Quoting from TAP5-2383...

How about a mechanism along these lines:
- give the Zone component a "refreshOnMessage" parameter, specifying a message string; and
- give AjaxResponseRenderer a publishMessage(String s) method; and
Tapestry could do the rest, client-side: it receives the message string, identifies all the zone instances that asked to be refreshed when that string appears, and triggers a refresh of each one.

For example:

- In onSuccessFromPersonForm(), do ajaxResponseRenderer.publishMessage("personAdded");
- client-side, Tapestry would identify each subscriber, ie. each zone in the DOM that was created with refreshOnMessage="personAdded"; and trigger refresh on that zone.

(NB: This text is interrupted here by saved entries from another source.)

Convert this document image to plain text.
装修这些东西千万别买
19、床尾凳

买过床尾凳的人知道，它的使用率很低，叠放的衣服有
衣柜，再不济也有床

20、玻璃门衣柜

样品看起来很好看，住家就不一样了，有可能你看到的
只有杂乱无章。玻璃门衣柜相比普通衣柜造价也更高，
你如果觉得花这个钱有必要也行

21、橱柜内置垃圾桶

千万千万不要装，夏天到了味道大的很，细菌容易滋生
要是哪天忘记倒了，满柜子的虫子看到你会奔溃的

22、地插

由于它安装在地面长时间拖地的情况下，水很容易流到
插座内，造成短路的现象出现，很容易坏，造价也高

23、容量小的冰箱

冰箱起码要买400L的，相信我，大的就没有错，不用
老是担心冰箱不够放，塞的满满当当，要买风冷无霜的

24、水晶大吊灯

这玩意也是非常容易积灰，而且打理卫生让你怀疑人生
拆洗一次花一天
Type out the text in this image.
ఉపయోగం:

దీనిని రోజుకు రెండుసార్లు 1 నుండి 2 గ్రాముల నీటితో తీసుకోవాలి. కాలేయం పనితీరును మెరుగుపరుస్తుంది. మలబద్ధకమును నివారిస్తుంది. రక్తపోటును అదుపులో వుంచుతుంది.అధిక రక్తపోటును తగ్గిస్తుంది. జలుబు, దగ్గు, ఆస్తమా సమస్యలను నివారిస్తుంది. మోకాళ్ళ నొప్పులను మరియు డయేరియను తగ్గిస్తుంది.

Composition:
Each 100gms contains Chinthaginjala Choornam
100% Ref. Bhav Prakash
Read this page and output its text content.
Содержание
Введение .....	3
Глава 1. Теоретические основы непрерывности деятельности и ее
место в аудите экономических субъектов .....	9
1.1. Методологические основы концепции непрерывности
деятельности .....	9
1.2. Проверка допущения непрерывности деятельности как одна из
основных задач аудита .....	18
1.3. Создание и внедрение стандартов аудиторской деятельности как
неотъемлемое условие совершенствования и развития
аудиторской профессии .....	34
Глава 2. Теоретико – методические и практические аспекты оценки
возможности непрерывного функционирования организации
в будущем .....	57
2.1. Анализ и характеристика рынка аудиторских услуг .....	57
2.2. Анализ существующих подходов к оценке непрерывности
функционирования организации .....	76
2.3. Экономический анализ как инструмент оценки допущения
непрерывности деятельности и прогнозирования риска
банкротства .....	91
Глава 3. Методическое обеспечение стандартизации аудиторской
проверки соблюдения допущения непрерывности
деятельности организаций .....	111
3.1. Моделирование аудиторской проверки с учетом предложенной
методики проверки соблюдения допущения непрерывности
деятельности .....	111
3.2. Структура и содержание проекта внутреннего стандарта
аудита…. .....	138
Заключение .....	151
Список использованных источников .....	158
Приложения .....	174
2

It would be a second request, but so what? Asynch is the rule these days, not the exception.

The most likely use of this mechanism would be for something that shows a count of persons to update itself: Persons (27), just as in the example that prompted this JIRA: http://apache-tapestry-mailing-list-archives.1045711.n5.nabble.com/Different-Zone-Update-s-tt5728186.html .

If there's a need for a context, e.g. personId, then I think we could handle it. Perhaps ajaxResponseRenderer.publishMessage("personAdded").with(personId). However, I haven't thought through how to handle it in the subscribing zones.